Donald Trump’s 2016 election strategy has unearthed the racial division of the nation, energizing rural, uneducated, and white supporters, as described by Assistant Professor of Africana Studies, Emmitt Riley, to an audience of 80 late Tuesday afternoon.
“He (Trump) appeals to the bigotry of many Americans,” Riley said.
Riley was one of the four DePauw University professors who spoke about race and gender in the election. The gathering was sponsored by Women’s, Gender and Sexuality Studies.
“His answer to healing race relations in the nation, it was law and order. That was code, that was a dog whistle for lock the negros up who are protesting for police brutality,” said Riley when explaining how Trump appeals to the racial attitudes of his supporters. He further explained that 90 percent of Trump supporters believe blacks should work harder, and 92 percent believe blacks should build themselves up higher professionally without any special treatment.
“When we look at levels of racial resentment, it’s off the charts,” he explained.
This idea of the divide between black and white attitudes was addressed by Clarissa Peterson, professor of political science.
“Maybe we are as divided as they’re exploiting right now,” points out Peterson in an attempt to answer whether or not black and whites are truly separated.
She further explains that data has shown 43 percent of white people describe black people as lazy. However when it came to using the term lazy to describe white people, only about 6.3 percent of whites agreed. “There is something seriously wrong if we have different expectations and descriptions for people based on their race,” Peterson said.
Peterson also related the differing reality of blacks and whites to voters’ attitudes towards Trump. Only about 40 percent of whites dislike Trump, compared to over 63 percent of blacks. “Maybe that is why we can end up in a situation where we have candidates that go after people in different ways and really aren’t that interested in trying to court both groups, at least the Trump campaign doesn’t seem as interested in courting both groups,” Peterson said.

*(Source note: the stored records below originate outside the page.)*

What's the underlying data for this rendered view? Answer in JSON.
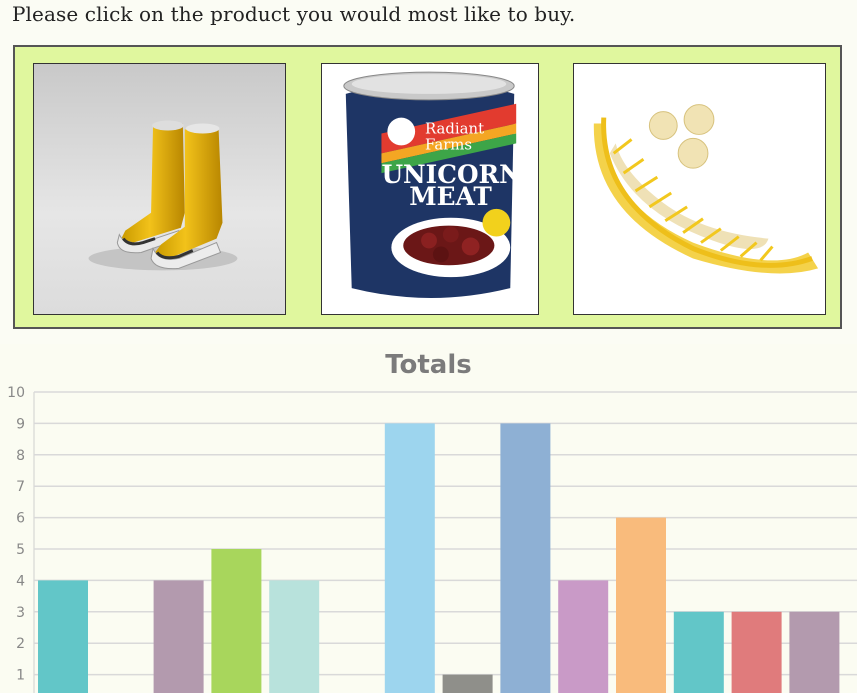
{
  "prompt": "Please click on the product you would most like to buy.",
  "products": [
    {
      "name": "yellow-rain-boots"
    },
    {
      "name": "unicorn-meat-can",
      "brand_line1": "Radiant",
      "brand_line2": "Farms",
      "title_line1": "UNICORN",
      "title_line2": "MEAT"
    },
    {
      "name": "banana-slicer"
    }
  ],
  "chart_data": {
    "type": "bar",
    "title": "Totals",
    "ylim": [
      0,
      10
    ],
    "yticks": [
      1,
      2,
      3,
      4,
      5,
      6,
      7,
      8,
      9,
      10
    ],
    "grid": true,
    "values": [
      4,
      0,
      4,
      5,
      4,
      0,
      9,
      1,
      9,
      4,
      6,
      3,
      3,
      3
    ],
    "colors": [
      "#62c6c8",
      "#62c6c8",
      "#b39aae",
      "#a8d65c",
      "#b8e2dc",
      "#b8e2dc",
      "#9dd5ee",
      "#8f8f8a",
      "#8eb0d4",
      "#c99ac7",
      "#f9bb7c",
      "#62c6c8",
      "#e07b7c",
      "#b39aae"
    ]
  }
}
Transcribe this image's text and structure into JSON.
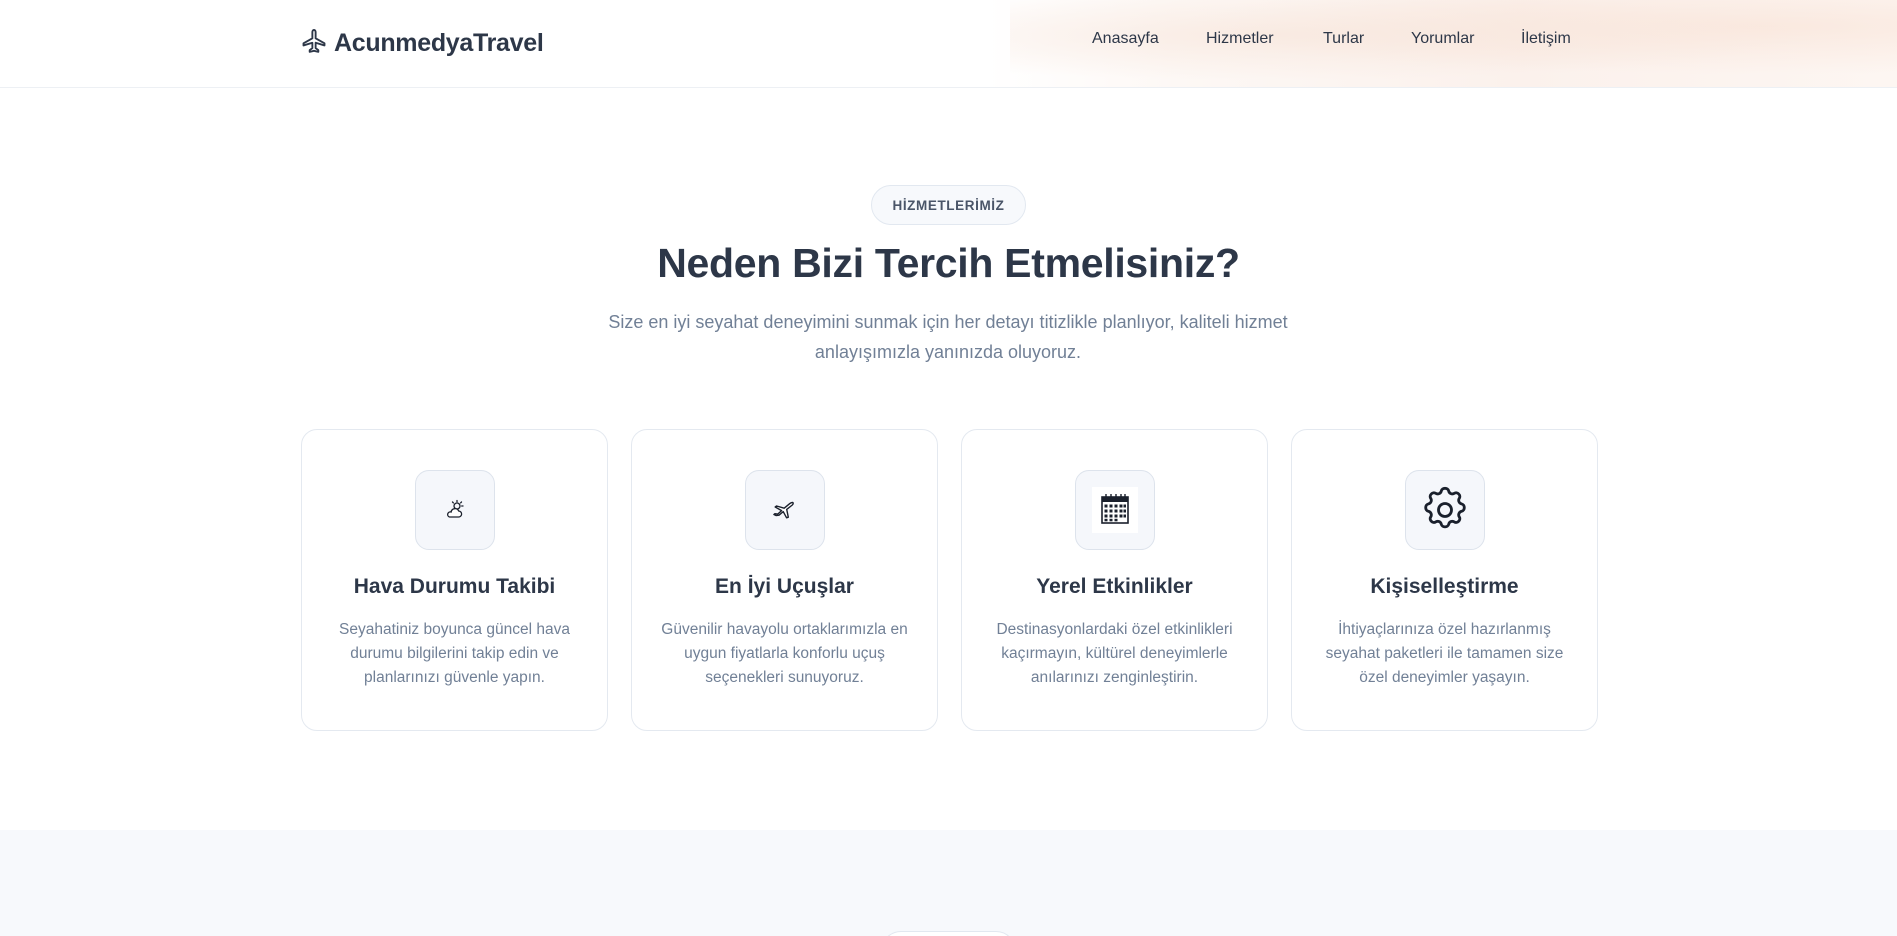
{
  "brand": {
    "name": "AcunmedyaTravel",
    "icon": "airplane-icon"
  },
  "nav": {
    "items": [
      {
        "label": "Anasayfa"
      },
      {
        "label": "Hizmetler"
      },
      {
        "label": "Turlar"
      },
      {
        "label": "Yorumlar"
      },
      {
        "label": "İletişim"
      }
    ]
  },
  "services": {
    "badge": "HİZMETLERİMİZ",
    "title": "Neden Bizi Tercih Etmelisiniz?",
    "subtitle": "Size en iyi seyahat deneyimini sunmak için her detayı titizlikle planlıyor, kaliteli hizmet anlayışımızla yanınızda oluyoruz.",
    "cards": [
      {
        "icon": "sun-behind-cloud-icon",
        "title": "Hava Durumu Takibi",
        "description": "Seyahatiniz boyunca güncel hava durumu bilgilerini takip edin ve planlarınızı güvenle yapın."
      },
      {
        "icon": "airplane-icon",
        "title": "En İyi Uçuşlar",
        "description": "Güvenilir havayolu ortaklarımızla en uygun fiyatlarla konforlu uçuş seçenekleri sunuyoruz."
      },
      {
        "icon": "calendar-icon",
        "title": "Yerel Etkinlikler",
        "description": "Destinasyonlardaki özel etkinlikleri kaçırmayın, kültürel deneyimlerle anılarınızı zenginleştirin."
      },
      {
        "icon": "gear-icon",
        "title": "Kişiselleştirme",
        "description": "İhtiyaçlarınıza özel hazırlanmış seyahat paketleri ile tamamen size özel deneyimler yaşayın."
      }
    ]
  },
  "colors": {
    "heading": "#2d3748",
    "body_text": "#718096",
    "card_border": "#e4e9f0",
    "section_alt_bg": "#f7f9fc"
  }
}
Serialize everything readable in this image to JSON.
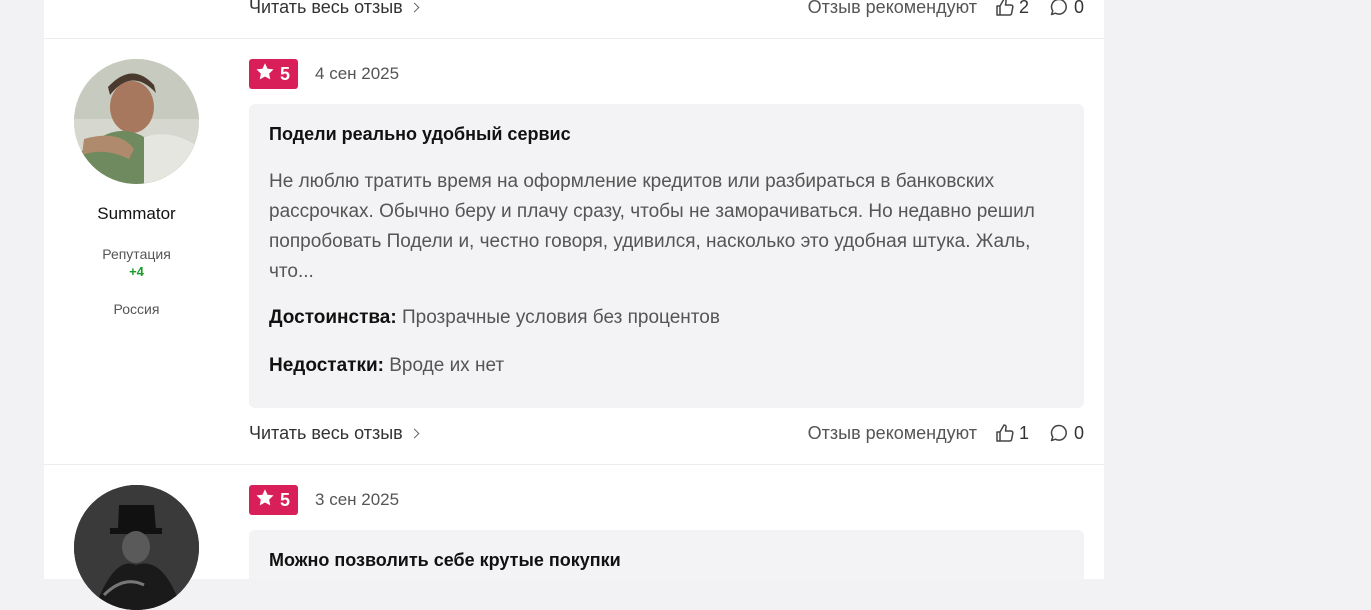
{
  "top_footer": {
    "read_more": "Читать весь отзыв",
    "recommend_label": "Отзыв рекомендуют",
    "likes": "2",
    "comments": "0"
  },
  "reviews": [
    {
      "author": "Summator",
      "reputation_label": "Репутация",
      "reputation_value": "+4",
      "country": "Россия",
      "rating": "5",
      "date": "4 сен 2025",
      "title": "Подели реально удобный сервис",
      "text": "Не люблю тратить время на оформление кредитов или разбираться в банковских рассрочках. Обычно беру и плачу сразу, чтобы не заморачиваться. Но недавно решил попробовать Подели и, честно говоря, удивился, насколько это удобная штука. Жаль, что...",
      "pros_label": "Достоинства:",
      "pros": "Прозрачные условия без процентов",
      "cons_label": "Недостатки:",
      "cons": "Вроде их нет",
      "read_more": "Читать весь отзыв",
      "recommend_label": "Отзыв рекомендуют",
      "likes": "1",
      "comments": "0"
    },
    {
      "rating": "5",
      "date": "3 сен 2025",
      "title": "Можно позволить себе крутые покупки"
    }
  ],
  "colors": {
    "rating_badge": "#d91f5a",
    "reputation_positive": "#1a9d28",
    "review_bg": "#f3f3f5"
  },
  "icons": [
    "chevron-right-icon",
    "thumbs-up-icon",
    "comment-icon",
    "star-icon"
  ]
}
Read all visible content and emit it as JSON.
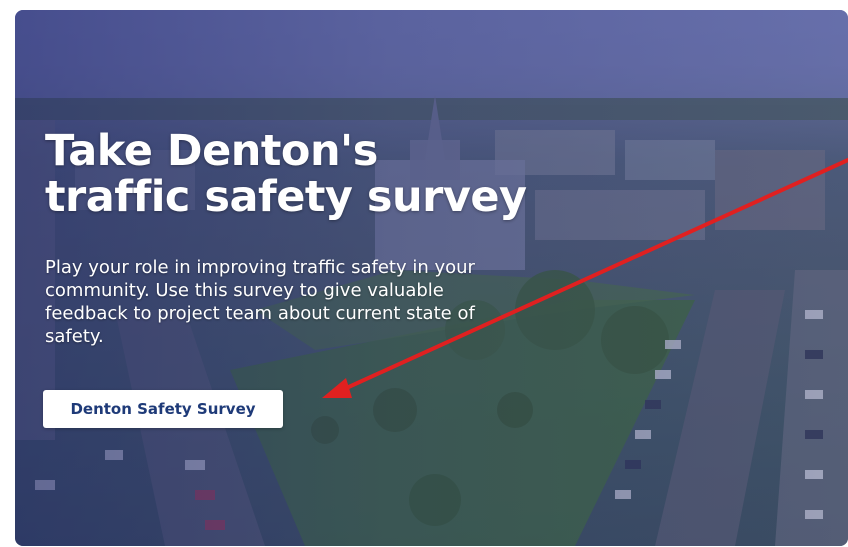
{
  "hero": {
    "title_line1": "Take Denton's",
    "title_line2": "traffic safety survey",
    "description": "Play your role in improving traffic safety in your community. Use this survey to give valuable feedback to project team about current state of safety.",
    "cta_label": "Denton Safety Survey",
    "background_image": "aerial-view-denton-courthouse-square"
  },
  "annotation": {
    "type": "arrow",
    "color": "#e02020"
  },
  "colors": {
    "overlay": "#2a2f78",
    "cta_background": "#ffffff",
    "cta_text": "#1e3a78",
    "heading_text": "#ffffff"
  }
}
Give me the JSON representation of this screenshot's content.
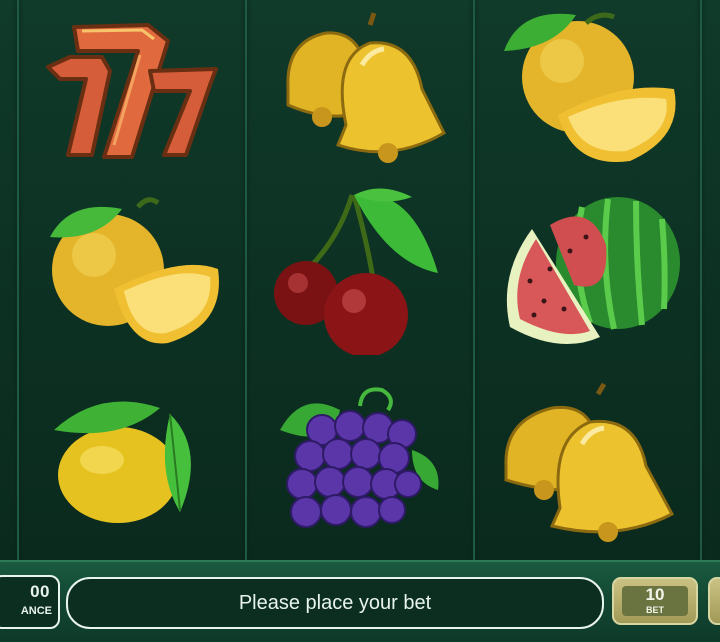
{
  "reels": [
    [
      "seven",
      "orange",
      "lemon"
    ],
    [
      "bell",
      "cherry",
      "grapes"
    ],
    [
      "orange",
      "watermelon",
      "bell"
    ]
  ],
  "balance": {
    "value": "00",
    "label": "ANCE"
  },
  "message": "Please place your bet",
  "bet": {
    "value": "10",
    "label": "BET"
  },
  "colors": {
    "felt": "#103a2a",
    "panel": "#124632",
    "outline": "#e8f4ee",
    "bet_button": "#c9c283"
  }
}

Whereas Peterson and Riley honed in on race issues revolving the election, Leigh-Anne Goins, Professor of Women’s, Gender, and Sexuality Studies, brought up the problem of gender.
Goins stated that Hillary is a victim of sexism in which she is criticized for her lack of femininity and inability to play her proper role as a woman. Hillary is often told that she is too aggressive, and needs to be more soft. She has to perform a constant balancing act, Goins explains, and the media has very specific frames by which we interact or understand certain people.
Not only does Goins believe Hillary is criticized for her lack of conformity to gender roles, but she also discusses how the nation questions her authenticity. “She’s constantly bending and folding and moving herself into a pretzel in order to be accepted and now here we are in 2016 and we’re like ‘oh you’re not authentic,’” said Goins.
Goins gave an example of Hilary “folding” in describing Hillary’s law school experience. Men often told Hillary that she should not be attending law school because she was taking up a spot that a man could have filled, as a result Hillary became more tough and masculine to survive. “Yet since she has prevailed, and we have specific views about gender, we hold her accountable to being a woman and we say you shouldn’t behave like this,” Goins said.
“We are ushering into a new era of ignorance,” said Miranda Spivack, Pulliam Distinguished Visiting Professor of Journalism, while describing this year’s election.
Spivack explained how racism is not new, especially in the Republican Party. However, other politicians, she argues, unlike Trump, were able to hide their racist views. “This is a culmination of years and years of racist dog whistles, and it comes in the form of Trump who is a media creation,” Spivack said.
She also puts the blame on the media and the executives making the decisions. Which happens to be a majority of white men. Spivack explains that during her duration at the Washington Post
, she experienced an exodus of older women and African Americans.
“It’s a very limited world view,” said Spivack, when arguing that a media ran by like-minded people prevents diversity in beliefs and worldly issues.
Freshman Abby Surrisi believes that the panel was effective in touching on issues in a new light.
“I thought it was a really diverse panel, the thoughts that people had were all really diverse which I thought was good because it gave everyone a new insight and I’m glad I came,” Surrisi said.
Another student found the conversation relevant to recent racial issues on campus. “ I think they echoed a lot of what people on campus really wanted to hear,” said freshman Caleb Anderson.
The panel hopes the event encouraged students to become engaged in democracy and to be active citizens. Riley stated that he believes events like this are important because it opens opportunity for dialogue and pushes academics to make things relatable, especially with recent demonstrations and racial incidents on campus.
“Some of the incidences I think we see occurring on campus, I think are a direct result of these high polarizing areas in which we live in as a result of all the issues we’ve talked about today,” Riley said, “Every single person at the university should be valued and be respected for who they are and we should certainly condemn any acts of open racism whenever it occurs.”
–Correction: The original article incorrectly stated, “Spivack explains that during her duration at the New York Times.” She worked for the Washington Post.